Why people try this and conclude it does nothing

The most common failure mode is expecting it to feel like something. It mostly doesn't. Cognitive effects show up on stopwatch tasks over weeks; day one is usually "I don't think anything happened." That isn't the supplement failing — it's the supplement working at the size the studies say it works at. Most people who notice nothing on week one notice nothing on week eight either, because there isn't much to notice in a healthy young adult; the populations where you'd actually expect to feel a difference are older people whose memory is starting to slip.
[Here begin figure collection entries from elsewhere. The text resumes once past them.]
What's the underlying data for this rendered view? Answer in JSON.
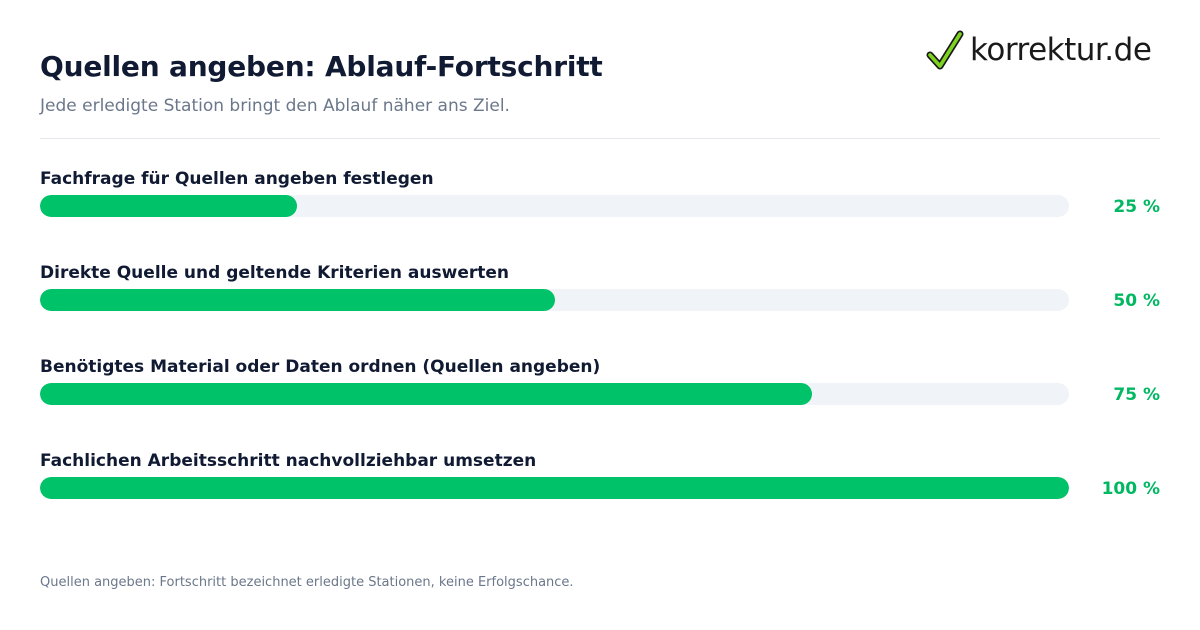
{
  "header": {
    "title": "Quellen angeben: Ablauf-Fortschritt",
    "subtitle": "Jede erledigte Station bringt den Ablauf näher ans Ziel."
  },
  "logo": {
    "text": "korrektur.de",
    "icon": "checkmark-icon"
  },
  "chart_data": {
    "type": "bar",
    "orientation": "horizontal",
    "categories": [
      "Fachfrage für Quellen angeben festlegen",
      "Direkte Quelle und geltende Kriterien auswerten",
      "Benötigtes Material oder Daten ordnen (Quellen angeben)",
      "Fachlichen Arbeitsschritt nachvollziehbar umsetzen"
    ],
    "values": [
      25,
      50,
      75,
      100
    ],
    "value_labels": [
      "25 %",
      "50 %",
      "75 %",
      "100 %"
    ],
    "xlim": [
      0,
      100
    ],
    "title": "Quellen angeben: Ablauf-Fortschritt",
    "subtitle": "Jede erledigte Station bringt den Ablauf näher ans Ziel.",
    "grid": false,
    "legend": "none",
    "colors": {
      "fill": "#00c268",
      "track": "#f0f3f8",
      "value_text": "#00b862"
    }
  },
  "footer": {
    "note": "Quellen angeben: Fortschritt bezeichnet erledigte Stationen, keine Erfolgschance."
  }
}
The corollary failure mode is escalating the dose to chase a felt click that isn't there. 2 grams a day is what the negative stroke trials used; it doesn't help healthy people more than 500 mg, and it raises the chance of mild headache, queasiness, or evening insomnia. Stay at the lower end. If nothing is happening at week eight, the answer is probably to stop, not to go higher.

What it costs, what to buy

Both are sold as over-the-counter supplements in the US, EU, UK, and most of Asia. In Korea, alpha-GPC is prescription-only and its indications were narrowed after the 2021 cohort signal Lee 2021. Expect to spend $15–30 a month on either at standard doses — roughly $150–350 a year for one of them.

Two label-reading points. Cognizin is the trademarked citicoline that almost every published cognitive trial used; generic citicoline (anhydrous CDP-choline) is chemically identical and considerably cheaper, and the trial literature reads onto it. Alpha-GPC quality varies more — a powder labelled "alpha-GPC 50%" is often 50% by weight active and 50% by weight silica carrier. The number that matters is milligrams of alpha-GPC per serving, not milligrams of powder.

Adjacent worth a look: dietary choline sources (eggs, liver, soy) — the cheaper first move; creatine for cognition, the other gym-store supplement with credible trial evidence; caffeine, the cheapest cognitive intervention with the largest evidence base; and the prescription cholinesterase inhibitors a neurologist would actually reach for in age-related cognitive decline. The wider TMAO question — whether dietary choline, red meat, and gut-bacteria composition translate to real cardiovascular events — runs into territory this entry does not try to settle.